临床时讯 ＞ 临床研究
Nutr Clin Pract. 2010 Oct;25(5):542-7.
Carbohydrate- vs fat-controlled diet effect on weight loss and coronary artery disease risk: a pilot feeding study.
Mueller C, Masri B, Hogg J, Mastrogiacomo M, Chiu YL.
Weill Cornell Medical College, New York, NY 10065, USA.
This pilot study compared weight loss and serum indicators of coronary artery disease (CAD) risk between 2 weight loss (energy-deficit) diets, one controlled for carbohydrate as a percentage of total calories and the other controlled for fat as percentage of total calories. Participants were randomized to 1 of 2 diets and fed on an outpatient basis for 70 days, after which they followed their diets using their own resources for an additional 70 days. Energy deficit for the diets was determined by indirect calorimetry with a 500- to 750-calorie per day adjustment. Weight and CAD risk indicators and serum lipid and C-reactive protein levels were measured at baseline, day 70, and day 140. The study was completed by 16 of 20 participants who were able to comply with the feeding portion of the study as well as with follow-up appointments during the second (self-management) period of the study.

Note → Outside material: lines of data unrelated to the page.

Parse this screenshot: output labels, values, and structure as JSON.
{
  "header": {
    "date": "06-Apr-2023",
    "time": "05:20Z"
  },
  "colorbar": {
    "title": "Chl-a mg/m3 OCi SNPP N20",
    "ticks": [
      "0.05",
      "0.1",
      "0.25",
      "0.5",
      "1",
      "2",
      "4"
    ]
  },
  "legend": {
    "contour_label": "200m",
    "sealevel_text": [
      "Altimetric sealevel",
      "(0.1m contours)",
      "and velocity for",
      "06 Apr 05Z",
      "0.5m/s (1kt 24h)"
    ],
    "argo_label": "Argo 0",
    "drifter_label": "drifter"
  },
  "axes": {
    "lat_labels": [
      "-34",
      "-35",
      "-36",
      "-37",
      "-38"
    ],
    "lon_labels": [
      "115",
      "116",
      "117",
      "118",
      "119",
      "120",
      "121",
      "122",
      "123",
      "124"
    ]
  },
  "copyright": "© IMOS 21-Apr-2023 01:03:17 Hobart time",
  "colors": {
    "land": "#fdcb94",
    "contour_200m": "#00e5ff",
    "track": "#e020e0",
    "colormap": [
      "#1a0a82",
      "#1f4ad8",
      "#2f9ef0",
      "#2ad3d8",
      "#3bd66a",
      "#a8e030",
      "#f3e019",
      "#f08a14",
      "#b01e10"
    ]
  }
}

Participants lost weight in both diet groups (24.4 lbs, carbohydrate controlled; 18.5 lbs, fat controlled), and serum CAD risk factors decreased in both groups. There were no significant differences in CAD risk factors between diet groups, although there was a trend toward lighter low-density lipoprotein (LDL) size in the carbohydrate-controlled group. During the self-management portion of the study, weight loss stalled or regained from loss during the previous feeding period. The results, although underpowered, are consistent with recent studies in which macronutrient ratio of total calories in diet did not affect degree of weight loss and in which carbohydrate-controlled diets produced a predominance of lighter LDLs.